As we know, the arts and culture sector has been devastated by COVID-19. As an essential part of our lives as citizens, and of our economy (see Lost Art: Measuring COVID 19’s Devasting Impact on the Creative Economy ), creative workers and artists need to be understood as a part of our recovery and to be supported economically.

With an abundance of caution, museums and other cultural organizations, including The Walters Art Museum, the Baltimore Museum of Art, and the American Visionary Art Museum, are opening to limited groups. Hopefully, some of our smaller and treasured organizations like the Great Blacks in Wax Museum will be able to follow suit.

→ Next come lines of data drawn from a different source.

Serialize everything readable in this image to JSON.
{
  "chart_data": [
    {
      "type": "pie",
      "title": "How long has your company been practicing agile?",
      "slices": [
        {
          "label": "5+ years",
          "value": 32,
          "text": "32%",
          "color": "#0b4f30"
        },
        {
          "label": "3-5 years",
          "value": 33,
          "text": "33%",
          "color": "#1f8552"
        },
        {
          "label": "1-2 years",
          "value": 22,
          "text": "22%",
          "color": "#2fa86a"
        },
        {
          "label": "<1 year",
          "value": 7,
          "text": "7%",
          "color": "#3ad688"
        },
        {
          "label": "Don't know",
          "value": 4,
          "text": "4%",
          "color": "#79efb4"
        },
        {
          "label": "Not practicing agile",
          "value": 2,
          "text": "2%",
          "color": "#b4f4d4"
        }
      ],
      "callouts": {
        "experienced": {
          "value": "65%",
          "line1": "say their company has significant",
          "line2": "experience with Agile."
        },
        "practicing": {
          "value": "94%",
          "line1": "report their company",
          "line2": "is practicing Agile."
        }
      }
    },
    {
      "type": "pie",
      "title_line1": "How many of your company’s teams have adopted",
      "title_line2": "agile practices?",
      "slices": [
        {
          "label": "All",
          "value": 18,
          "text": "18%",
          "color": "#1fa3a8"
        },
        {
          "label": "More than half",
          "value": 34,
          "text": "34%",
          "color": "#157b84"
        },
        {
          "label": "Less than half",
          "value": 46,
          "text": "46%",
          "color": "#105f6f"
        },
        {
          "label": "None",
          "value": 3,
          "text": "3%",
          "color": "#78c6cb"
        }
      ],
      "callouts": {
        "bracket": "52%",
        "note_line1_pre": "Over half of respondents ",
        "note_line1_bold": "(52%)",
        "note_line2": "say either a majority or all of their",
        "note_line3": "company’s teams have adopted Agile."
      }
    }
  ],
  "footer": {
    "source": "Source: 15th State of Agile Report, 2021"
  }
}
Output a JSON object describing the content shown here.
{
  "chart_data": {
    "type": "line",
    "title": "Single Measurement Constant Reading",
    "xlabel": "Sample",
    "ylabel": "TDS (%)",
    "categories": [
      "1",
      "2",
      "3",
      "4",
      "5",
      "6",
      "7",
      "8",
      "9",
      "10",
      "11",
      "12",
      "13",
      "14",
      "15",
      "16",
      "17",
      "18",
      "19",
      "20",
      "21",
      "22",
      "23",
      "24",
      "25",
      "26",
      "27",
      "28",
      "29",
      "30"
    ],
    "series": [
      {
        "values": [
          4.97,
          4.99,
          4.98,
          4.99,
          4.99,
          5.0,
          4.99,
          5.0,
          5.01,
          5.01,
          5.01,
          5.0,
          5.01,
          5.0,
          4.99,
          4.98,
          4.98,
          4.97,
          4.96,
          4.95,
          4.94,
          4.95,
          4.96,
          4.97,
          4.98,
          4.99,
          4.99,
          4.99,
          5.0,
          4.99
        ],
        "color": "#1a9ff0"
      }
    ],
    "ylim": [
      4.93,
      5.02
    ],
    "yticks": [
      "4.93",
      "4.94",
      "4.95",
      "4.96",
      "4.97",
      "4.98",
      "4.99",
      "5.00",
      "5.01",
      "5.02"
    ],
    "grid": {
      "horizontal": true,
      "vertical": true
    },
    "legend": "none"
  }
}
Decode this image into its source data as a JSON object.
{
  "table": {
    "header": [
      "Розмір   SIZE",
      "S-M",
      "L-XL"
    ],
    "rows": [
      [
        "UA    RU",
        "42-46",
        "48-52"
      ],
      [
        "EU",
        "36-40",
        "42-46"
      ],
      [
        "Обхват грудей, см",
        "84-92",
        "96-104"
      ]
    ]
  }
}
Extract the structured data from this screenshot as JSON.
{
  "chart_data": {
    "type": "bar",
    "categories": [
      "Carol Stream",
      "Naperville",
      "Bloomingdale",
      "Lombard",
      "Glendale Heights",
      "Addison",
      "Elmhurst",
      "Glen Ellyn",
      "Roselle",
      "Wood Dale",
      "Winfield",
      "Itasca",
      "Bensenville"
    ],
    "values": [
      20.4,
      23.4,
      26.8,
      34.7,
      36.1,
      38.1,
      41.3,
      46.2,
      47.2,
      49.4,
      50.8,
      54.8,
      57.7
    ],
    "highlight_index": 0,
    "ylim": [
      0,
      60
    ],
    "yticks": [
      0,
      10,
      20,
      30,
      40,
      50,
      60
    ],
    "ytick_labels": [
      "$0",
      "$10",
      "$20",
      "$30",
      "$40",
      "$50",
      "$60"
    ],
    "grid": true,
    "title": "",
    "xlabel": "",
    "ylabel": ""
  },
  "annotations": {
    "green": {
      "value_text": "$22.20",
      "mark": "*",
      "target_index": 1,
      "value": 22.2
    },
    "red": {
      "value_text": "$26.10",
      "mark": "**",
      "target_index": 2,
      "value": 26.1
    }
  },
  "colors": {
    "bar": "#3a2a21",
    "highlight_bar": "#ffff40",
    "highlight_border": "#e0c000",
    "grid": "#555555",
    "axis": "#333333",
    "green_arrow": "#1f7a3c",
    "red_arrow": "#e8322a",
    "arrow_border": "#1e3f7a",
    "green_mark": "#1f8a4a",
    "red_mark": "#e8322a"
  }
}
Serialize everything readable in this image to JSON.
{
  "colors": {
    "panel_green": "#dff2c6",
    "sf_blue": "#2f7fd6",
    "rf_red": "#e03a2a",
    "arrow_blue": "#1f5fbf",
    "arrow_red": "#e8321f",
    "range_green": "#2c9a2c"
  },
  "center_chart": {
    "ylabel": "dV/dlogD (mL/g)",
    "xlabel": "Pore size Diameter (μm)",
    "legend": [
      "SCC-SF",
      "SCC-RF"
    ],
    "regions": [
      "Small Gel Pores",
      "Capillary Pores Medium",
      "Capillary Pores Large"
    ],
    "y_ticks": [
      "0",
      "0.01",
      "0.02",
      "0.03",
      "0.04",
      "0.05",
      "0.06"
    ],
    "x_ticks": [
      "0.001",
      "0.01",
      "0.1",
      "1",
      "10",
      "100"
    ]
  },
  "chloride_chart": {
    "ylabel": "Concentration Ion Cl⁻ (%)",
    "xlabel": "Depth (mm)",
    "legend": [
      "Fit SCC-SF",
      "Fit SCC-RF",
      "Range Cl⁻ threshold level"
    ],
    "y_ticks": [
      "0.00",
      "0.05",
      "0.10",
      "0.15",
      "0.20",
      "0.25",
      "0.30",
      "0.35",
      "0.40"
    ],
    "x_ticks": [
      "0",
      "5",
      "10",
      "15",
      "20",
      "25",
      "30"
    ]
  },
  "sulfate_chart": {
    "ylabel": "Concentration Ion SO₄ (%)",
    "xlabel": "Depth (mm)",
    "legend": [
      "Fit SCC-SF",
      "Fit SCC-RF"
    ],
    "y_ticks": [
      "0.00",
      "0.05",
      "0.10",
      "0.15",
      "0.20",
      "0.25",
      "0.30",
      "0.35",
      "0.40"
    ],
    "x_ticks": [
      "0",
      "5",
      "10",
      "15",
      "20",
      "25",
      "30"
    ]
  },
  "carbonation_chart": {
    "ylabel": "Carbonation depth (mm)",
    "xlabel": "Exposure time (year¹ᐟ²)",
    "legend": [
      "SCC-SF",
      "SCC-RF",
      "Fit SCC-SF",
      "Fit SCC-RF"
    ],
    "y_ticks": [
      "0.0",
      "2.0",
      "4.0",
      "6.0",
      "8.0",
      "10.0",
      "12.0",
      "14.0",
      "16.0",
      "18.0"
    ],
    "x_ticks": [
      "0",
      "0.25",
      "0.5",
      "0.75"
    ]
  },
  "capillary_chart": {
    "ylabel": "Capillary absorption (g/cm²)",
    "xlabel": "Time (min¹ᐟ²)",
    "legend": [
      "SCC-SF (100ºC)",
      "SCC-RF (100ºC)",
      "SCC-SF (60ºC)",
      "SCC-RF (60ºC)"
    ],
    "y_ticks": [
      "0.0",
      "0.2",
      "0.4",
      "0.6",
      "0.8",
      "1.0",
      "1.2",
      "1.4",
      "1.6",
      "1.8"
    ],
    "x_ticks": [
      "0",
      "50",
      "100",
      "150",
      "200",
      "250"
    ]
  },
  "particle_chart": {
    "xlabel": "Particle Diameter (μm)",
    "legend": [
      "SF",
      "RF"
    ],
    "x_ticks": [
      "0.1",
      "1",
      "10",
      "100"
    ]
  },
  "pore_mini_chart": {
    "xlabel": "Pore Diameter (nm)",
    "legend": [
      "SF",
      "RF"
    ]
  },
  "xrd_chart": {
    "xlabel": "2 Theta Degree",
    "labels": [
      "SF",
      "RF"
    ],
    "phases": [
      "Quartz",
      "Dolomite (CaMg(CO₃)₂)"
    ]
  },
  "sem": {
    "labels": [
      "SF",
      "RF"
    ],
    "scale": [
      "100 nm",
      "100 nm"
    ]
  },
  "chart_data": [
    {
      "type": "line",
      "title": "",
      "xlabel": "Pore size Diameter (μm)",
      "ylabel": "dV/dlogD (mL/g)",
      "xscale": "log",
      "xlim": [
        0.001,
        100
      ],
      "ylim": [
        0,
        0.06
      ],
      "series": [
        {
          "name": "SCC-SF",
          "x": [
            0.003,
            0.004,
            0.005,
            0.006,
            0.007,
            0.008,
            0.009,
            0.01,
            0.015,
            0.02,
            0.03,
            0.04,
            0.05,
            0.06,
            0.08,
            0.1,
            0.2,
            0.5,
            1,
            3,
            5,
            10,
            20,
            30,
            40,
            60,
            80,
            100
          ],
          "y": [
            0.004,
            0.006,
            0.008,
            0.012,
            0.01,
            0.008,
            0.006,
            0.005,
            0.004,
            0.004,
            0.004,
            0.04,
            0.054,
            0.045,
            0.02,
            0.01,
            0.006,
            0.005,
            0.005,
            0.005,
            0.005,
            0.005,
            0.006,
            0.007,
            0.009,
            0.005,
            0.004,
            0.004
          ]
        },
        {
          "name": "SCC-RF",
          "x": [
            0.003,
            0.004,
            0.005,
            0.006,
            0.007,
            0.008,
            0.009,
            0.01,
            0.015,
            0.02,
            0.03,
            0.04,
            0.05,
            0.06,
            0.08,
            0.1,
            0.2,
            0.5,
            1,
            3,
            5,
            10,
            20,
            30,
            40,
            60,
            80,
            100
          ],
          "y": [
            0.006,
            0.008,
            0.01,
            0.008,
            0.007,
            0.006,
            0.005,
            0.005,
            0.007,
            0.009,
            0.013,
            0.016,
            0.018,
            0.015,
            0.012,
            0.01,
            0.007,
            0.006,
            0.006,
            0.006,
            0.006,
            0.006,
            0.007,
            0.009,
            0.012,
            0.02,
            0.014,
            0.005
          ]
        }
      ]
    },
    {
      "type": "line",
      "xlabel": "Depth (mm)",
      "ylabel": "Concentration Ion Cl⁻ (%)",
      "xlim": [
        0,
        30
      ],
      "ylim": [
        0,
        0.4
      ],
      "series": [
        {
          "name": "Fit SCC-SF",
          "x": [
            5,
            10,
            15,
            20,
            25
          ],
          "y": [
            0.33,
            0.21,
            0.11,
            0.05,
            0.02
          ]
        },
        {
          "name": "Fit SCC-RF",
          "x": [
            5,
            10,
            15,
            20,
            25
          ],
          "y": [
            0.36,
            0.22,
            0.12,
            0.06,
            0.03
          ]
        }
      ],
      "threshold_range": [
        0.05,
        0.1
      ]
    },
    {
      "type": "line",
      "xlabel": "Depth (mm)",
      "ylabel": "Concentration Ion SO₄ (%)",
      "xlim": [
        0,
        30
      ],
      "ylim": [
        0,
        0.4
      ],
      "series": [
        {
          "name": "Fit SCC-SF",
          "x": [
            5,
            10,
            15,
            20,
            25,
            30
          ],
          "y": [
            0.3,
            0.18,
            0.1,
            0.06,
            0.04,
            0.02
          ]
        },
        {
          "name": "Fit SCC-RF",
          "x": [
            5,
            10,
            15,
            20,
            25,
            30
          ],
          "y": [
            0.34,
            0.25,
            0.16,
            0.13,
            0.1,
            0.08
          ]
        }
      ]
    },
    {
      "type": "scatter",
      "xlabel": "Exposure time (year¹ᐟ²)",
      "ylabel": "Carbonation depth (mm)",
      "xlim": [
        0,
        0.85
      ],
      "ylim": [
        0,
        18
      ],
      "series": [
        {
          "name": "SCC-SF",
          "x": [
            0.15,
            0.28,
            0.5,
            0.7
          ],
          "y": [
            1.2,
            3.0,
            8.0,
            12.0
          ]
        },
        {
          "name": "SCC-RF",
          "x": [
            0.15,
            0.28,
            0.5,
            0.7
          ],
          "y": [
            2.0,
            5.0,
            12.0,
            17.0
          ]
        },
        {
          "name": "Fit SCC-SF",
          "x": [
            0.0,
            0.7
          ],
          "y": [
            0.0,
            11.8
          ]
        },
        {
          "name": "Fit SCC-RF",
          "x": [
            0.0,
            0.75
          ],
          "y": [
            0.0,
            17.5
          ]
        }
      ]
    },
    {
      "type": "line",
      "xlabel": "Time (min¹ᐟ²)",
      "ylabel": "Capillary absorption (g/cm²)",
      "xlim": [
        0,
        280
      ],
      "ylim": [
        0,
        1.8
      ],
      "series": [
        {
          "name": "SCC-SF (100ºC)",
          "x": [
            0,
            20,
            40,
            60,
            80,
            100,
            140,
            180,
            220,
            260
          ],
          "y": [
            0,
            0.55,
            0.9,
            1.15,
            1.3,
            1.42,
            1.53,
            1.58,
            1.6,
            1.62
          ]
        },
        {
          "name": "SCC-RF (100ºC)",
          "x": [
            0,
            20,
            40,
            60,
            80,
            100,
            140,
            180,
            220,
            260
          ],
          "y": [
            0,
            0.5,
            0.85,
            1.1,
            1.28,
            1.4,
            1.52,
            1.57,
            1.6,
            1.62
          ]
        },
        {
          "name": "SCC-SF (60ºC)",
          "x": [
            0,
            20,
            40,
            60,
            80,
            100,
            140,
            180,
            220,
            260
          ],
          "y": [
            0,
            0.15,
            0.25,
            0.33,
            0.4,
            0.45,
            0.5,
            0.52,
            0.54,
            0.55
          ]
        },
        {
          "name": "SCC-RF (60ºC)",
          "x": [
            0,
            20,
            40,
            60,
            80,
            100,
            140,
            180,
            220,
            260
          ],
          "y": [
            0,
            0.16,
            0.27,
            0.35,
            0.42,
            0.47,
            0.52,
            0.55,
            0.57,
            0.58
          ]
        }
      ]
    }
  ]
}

Mayor Jack Young’s Executive Order, Partial Reopening Pursuant to Phase Two, also allows for performing arts organizations to open, including indoors at 50% capacity or 100 persons. Questions remain about the extent to which patrons will feel comfortable and safe venturing out. How will limited attendance and seating support the revenue needed to operate each venue? Most importantly, can performers and audience members be safe—a primary concern for artists and administrators?

There are so many “ifs,” but what we do know is that virtually and in person, arts and culture remain central to our civilization and are particularly crucial during this time of divisiveness. Arts and culture create a platform that reaches across divides and creates understanding, and for communicating pain, rage, and hunger for a world that is better and more just. Let’s make sure that our policymakers and other leaders know that while we must take care of basic human needs, arts and culture remain a priority.